Ia menambahkan, Corporate University juga mendorong lahirnya budaya self-learning. Insan KAI didorong untuk terus mengembangkan kompetensinya secara mandiri melalui berbagai platform digital, sekaligus berbagi pengetahuan sebagai bagian dari pengembangan talenta perusahaan.
“Kami berharap Corporate University menjadi “pabrik” talenta bagi KAI, yakni menyiapkan talenta-talenta unggul di industri kereta api yang bisa bersaing dengan kebutuhan dan tuntutan perubahan,” imbuhnya.
Memberikan Dampak bagi Bisnis KAI
Lebih jauh, perempuan yang gemar olahraga lari ini menuturkan, keberhasilan Corporate University tidak hanya diukur dari banyaknya pelatihan yang diselenggarakan, tetapi juga dari dampak terhadap perusahaan.

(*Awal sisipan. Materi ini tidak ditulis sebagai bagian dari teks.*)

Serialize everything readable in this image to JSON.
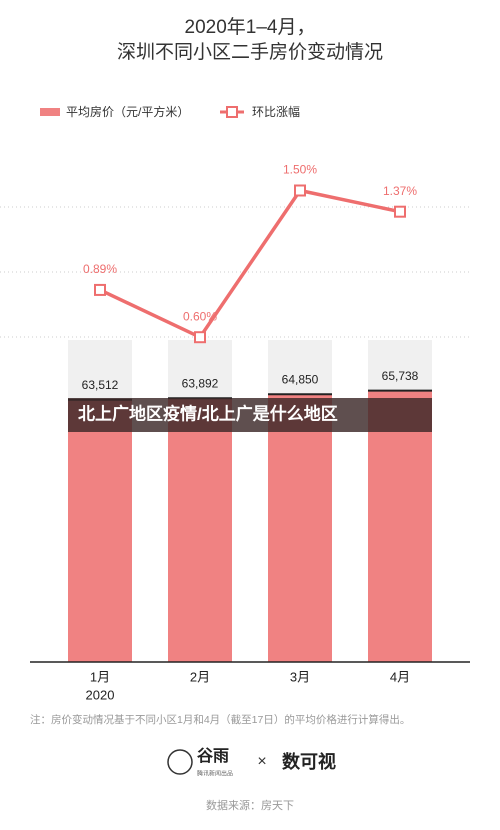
{
  "chart_data": {
    "type": "bar_line",
    "title": "2020年1–4月，",
    "subtitle": "深圳不同小区二手房价变动情况",
    "categories": [
      "1月",
      "2月",
      "3月",
      "4月"
    ],
    "year_label": "2020",
    "series": [
      {
        "name": "平均房价（元/平方米）",
        "type": "bar",
        "color": "#f08282",
        "values": [
          63512,
          63892,
          64850,
          65738
        ],
        "value_labels": [
          "63,512",
          "63,892",
          "64,850",
          "65,738"
        ]
      },
      {
        "name": "环比涨幅",
        "type": "line",
        "axis": "y2",
        "color": "#ee6e6e",
        "values": [
          0.89,
          0.6,
          1.5,
          1.37
        ],
        "value_labels": [
          "0.89%",
          "0.60%",
          "1.50%",
          "1.37%"
        ]
      }
    ],
    "ylim": [
      0,
      70000
    ],
    "y2lim": [
      0,
      2
    ],
    "note": "注：房价变动情况基于不同小区1月和4月（截至17日）的平均价格进行计算得出。",
    "logo_left": "谷雨",
    "logo_left_sub": "腾讯新闻出品",
    "logo_cross": "×",
    "logo_right": "数可视",
    "source": "数据来源：房天下",
    "overlay_banner": "北上广地区疫情/北上广是什么地区"
  }
}
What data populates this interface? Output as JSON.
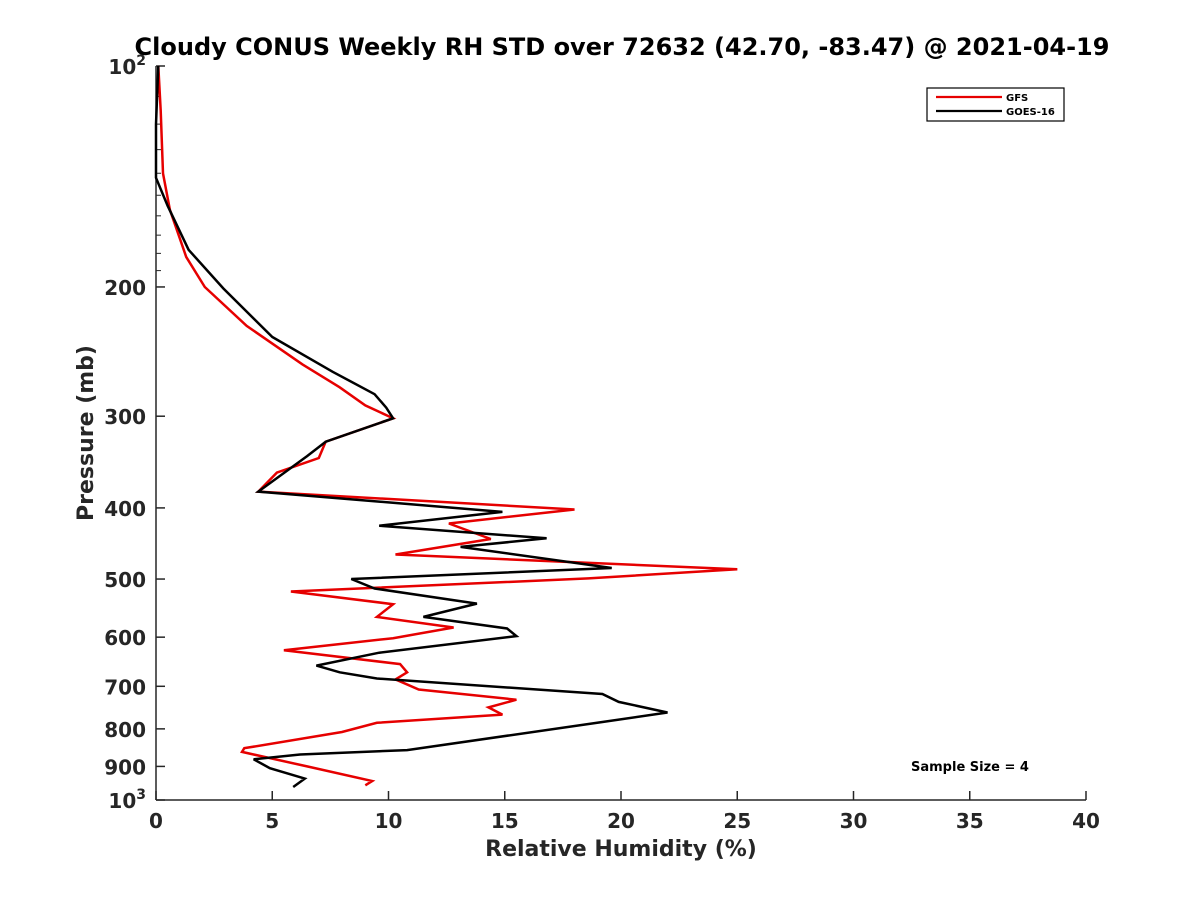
{
  "chart_data": {
    "type": "line",
    "title": "Cloudy CONUS Weekly RH STD over 72632 (42.70, -83.47) @ 2021-04-19",
    "xlabel": "Relative Humidity (%)",
    "ylabel": "Pressure (mb)",
    "xlim": [
      0,
      40
    ],
    "ylim": [
      100,
      1000
    ],
    "y_scale": "log",
    "y_reversed": true,
    "x_ticks": [
      "0",
      "5",
      "10",
      "15",
      "20",
      "25",
      "30",
      "35",
      "40"
    ],
    "y_ticks": [
      {
        "value": 100,
        "base": "10",
        "exp": "2"
      },
      {
        "value": 200,
        "label": "200"
      },
      {
        "value": 300,
        "label": "300"
      },
      {
        "value": 400,
        "label": "400"
      },
      {
        "value": 500,
        "label": "500"
      },
      {
        "value": 600,
        "label": "600"
      },
      {
        "value": 700,
        "label": "700"
      },
      {
        "value": 800,
        "label": "800"
      },
      {
        "value": 900,
        "label": "900"
      },
      {
        "value": 1000,
        "base": "10",
        "exp": "3"
      }
    ],
    "grid": false,
    "legend_position": "top-right",
    "series": [
      {
        "name": "GFS",
        "color": "#e60000",
        "points": [
          [
            0.1,
            100
          ],
          [
            0.2,
            115
          ],
          [
            0.3,
            140
          ],
          [
            0.6,
            157
          ],
          [
            1.3,
            182
          ],
          [
            2.1,
            200
          ],
          [
            3.9,
            226
          ],
          [
            6.3,
            255
          ],
          [
            7.9,
            274
          ],
          [
            9.0,
            290
          ],
          [
            10.2,
            302
          ],
          [
            7.3,
            325
          ],
          [
            7.0,
            342
          ],
          [
            5.2,
            358
          ],
          [
            4.4,
            380
          ],
          [
            18.0,
            402
          ],
          [
            12.6,
            420
          ],
          [
            14.4,
            441
          ],
          [
            10.3,
            463
          ],
          [
            25.0,
            485
          ],
          [
            18.6,
            499
          ],
          [
            5.8,
            520
          ],
          [
            10.2,
            541
          ],
          [
            9.5,
            563
          ],
          [
            12.8,
            582
          ],
          [
            10.2,
            602
          ],
          [
            5.5,
            625
          ],
          [
            10.5,
            653
          ],
          [
            10.8,
            670
          ],
          [
            10.3,
            685
          ],
          [
            11.3,
            707
          ],
          [
            15.5,
            730
          ],
          [
            14.3,
            748
          ],
          [
            14.9,
            765
          ],
          [
            9.5,
            785
          ],
          [
            8.0,
            808
          ],
          [
            3.8,
            850
          ],
          [
            3.7,
            860
          ],
          [
            6.5,
            900
          ],
          [
            9.3,
            942
          ],
          [
            9.0,
            955
          ]
        ]
      },
      {
        "name": "GOES-16",
        "color": "#000000",
        "points": [
          [
            0.1,
            100
          ],
          [
            0.0,
            120
          ],
          [
            0.0,
            142
          ],
          [
            0.5,
            155
          ],
          [
            1.4,
            178
          ],
          [
            2.9,
            201
          ],
          [
            5.0,
            234
          ],
          [
            7.6,
            261
          ],
          [
            9.4,
            280
          ],
          [
            9.9,
            292
          ],
          [
            10.2,
            302
          ],
          [
            7.3,
            325
          ],
          [
            6.5,
            340
          ],
          [
            4.4,
            380
          ],
          [
            14.9,
            405
          ],
          [
            9.6,
            423
          ],
          [
            16.8,
            440
          ],
          [
            13.1,
            452
          ],
          [
            19.6,
            483
          ],
          [
            8.4,
            500
          ],
          [
            9.4,
            515
          ],
          [
            13.8,
            540
          ],
          [
            11.5,
            563
          ],
          [
            15.1,
            584
          ],
          [
            15.5,
            598
          ],
          [
            9.6,
            630
          ],
          [
            6.9,
            656
          ],
          [
            7.9,
            670
          ],
          [
            9.5,
            683
          ],
          [
            19.2,
            717
          ],
          [
            19.9,
            735
          ],
          [
            22.0,
            760
          ],
          [
            19.2,
            783
          ],
          [
            10.8,
            855
          ],
          [
            6.2,
            867
          ],
          [
            4.2,
            880
          ],
          [
            4.9,
            905
          ],
          [
            6.4,
            935
          ],
          [
            5.9,
            960
          ]
        ]
      }
    ],
    "annotation": "Sample Size = 4"
  }
}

Melalui Learning Governance Board (LGB) yang melibatkan seluruh direktorat, Corporate University menyelaraskan strategi pembelajaran dengan arah bisnis perusahaan. Forum ini menetapkan tema utama pembelajaran, program prioritas, hingga kebutuhan sumber daya agar setiap pelatihan benar-benar mendukung pencapaian target perusahaan.

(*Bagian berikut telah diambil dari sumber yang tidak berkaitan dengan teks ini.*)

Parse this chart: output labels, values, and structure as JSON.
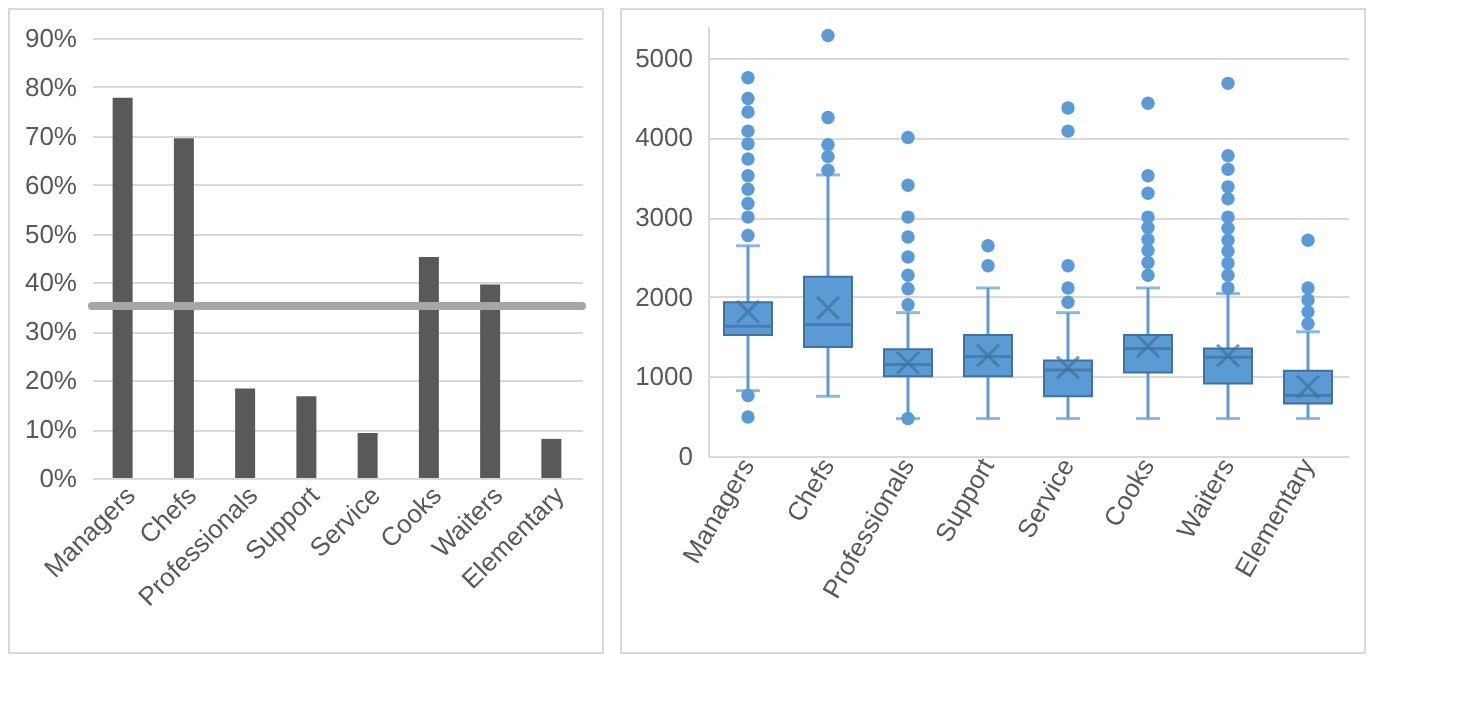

Untuk 2027, misalnya, KAI menetapkan tema Sustainable Business Through Safety and Operational Excellence. Tema tersebut kemudian diterjemahkan ke dalam berbagai program pembelajaran sesuai kebutuhan masing-masing direktorat, mulai dari operasional, keselamatan, pemasaran, keuangan, hingga pengelolaan sumber daya manusia.
“Ke depan, Corporate University juga tengah membangun sistem untuk mengukur return on training investment, sehingga kontribusi pendidikan terhadap peningkatan kinerja perusahaan dapat diukur secara lebih nyata.”

Menjadi Center of Excellence
Transformasi yang dijalankan hari ini menjadi fondasi menuju cita-cita yang lebih besar. Ida berharap KAI Corporate University berkembang menjadi center of excellence, bukan hanya bagi Insan KAI, tetapi juga bagi industri perkeretaapian di tingkat nasional hingga Asia Tenggara.
Selama ini KAI banyak belajar dari berbagai lembaga dan operator kereta api dunia. Ke depan, ia berharap arah itu berbalik: KAI menjadi tempat belajar bagi insan perkeretaapian dari berbagai negara melalui sumber daya manusia, kurikulum, hingga fasilitas pembelajaran yang terus dikembangkan.
Di pengujung masa pengabdiannya, Ida berpesan agar setiap Insan KAI tetap memiliki semangat untuk belajar, bertumbuh dan membangun budaya belajar mandiri (Self Learning Culture) termasuk pekerjaan maupun penugasan yang diberikan. Menurutnya, pembelajaran tidak boleh berhenti pada penugasan atau kewajiban, tetapi harus lahir dari kesadaran untuk terus berkembang.
“Jangan lupa belajar, jangan hanya belajar karena penugasan, tetapi mari kita tingkatkan kesadaran untuk belajar secara mandiri,” ucapnya.